Julia Elliott wins $150k Carol Shields Prize for Fiction

Author Julia Elliott has won the 2026 Carol Shields Prize for Fiction for Hellions, her short story collection published in 2025, per npr.org.

The $150,000 award recognises fiction by women and nonbinary writers in the US and Canada.

The prize jury announced the winner June 2, calling Hellions an “eerie, eclectic, genre-leaping collection” in which “every sentence crackles or crawls.” Set against backdrops including a plague-stricken medieval convent, a feminist art colony, and small Southern towns, the stories blend Southern gothic horror, surrealism, and fairy tale.

Elliott previously wrote the novel The New and Improved Romie Futch and the short story collection The Wilds.
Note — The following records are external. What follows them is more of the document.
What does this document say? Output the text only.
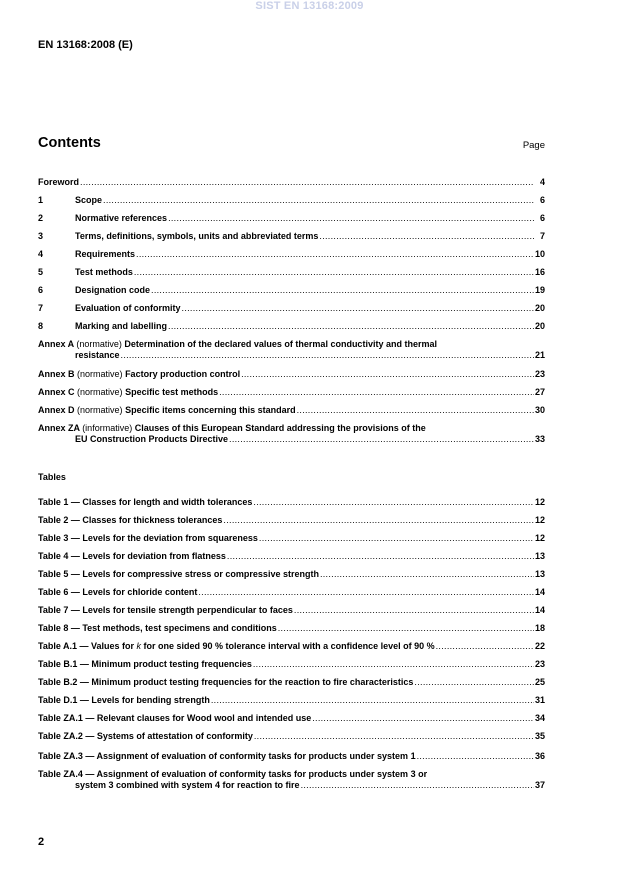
SIST EN 13168:2009
EN 13168:2008 (E)
Contents	Page
Foreword .....	4
1	Scope .....	6
2	Normative references .....	6
3	Terms, definitions, symbols, units and abbreviated terms .....	7
4	Requirements .....	10
5	Test methods .....	16
6	Designation code .....	19
7	Evaluation of conformity .....	20
8	Marking and labelling .....	20
Annex A (normative) Determination of the declared values of thermal conductivity and thermal
resistance .....	21
Annex B (normative) Factory production control .....	23
Annex C (normative) Specific test methods .....	27
Annex D (normative) Specific items concerning this standard .....	30
Annex ZA (informative) Clauses of this European Standard addressing the provisions of the
EU Construction Products Directive .....	33
Tables
Table 1 — Classes for length and width tolerances .....	12
Table 2 — Classes for thickness tolerances .....	12
Table 3 — Levels for the deviation from squareness .....	12
Table 4 — Levels for deviation from flatness .....	13
Table 5 — Levels for compressive stress or compressive strength .....	13
Table 6 — Levels for chloride content .....	14
Table 7 — Levels for tensile strength perpendicular to faces .....	14
Table 8 — Test methods, test specimens and conditions .....	18
Table A.1 — Values for k for one sided 90 % tolerance interval with a confidence level of 90 % .....	22
Table B.1 — Minimum product testing frequencies .....	23
Table B.2 — Minimum product testing frequencies for the reaction to fire characteristics .....	25
Table D.1 — Levels for bending strength .....	31
Table ZA.1 — Relevant clauses for Wood wool and intended use .....	34
Table ZA.2 — Systems of attestation of conformity .....	35
Table ZA.3 — Assignment of evaluation of conformity tasks for products under system 1 .....	36
Table ZA.4 — Assignment of evaluation of conformity tasks for products under system 3 or
system 3 combined with system 4 for reaction to fire .....	37
2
Named for Pulitzer Prize-winning novelist Carol Shields, the annual award is open to novels, short story collections and graphic novels by women and nonbinary authors. The winner receives $150,000.

This year’s finalists were Quiara Alegría Hudes for The White Hot, Lee Lai for Cannon, Megha Majumdar for A Guardian and a Thief, and Sonya Walger for Lion. Each finalist receives $12,500.

Canisia Lubrin won the prize in 2025.

Actor Donna Lynne Champlin reads Elliott’s story “Hellion” on the Death, Sex & Money podcast.

The Carol Shields Prize for Fiction was established to address gender equity in literary awards. Since its launch, it has become one of the largest literary prizes for women and nonbinary writers in North America.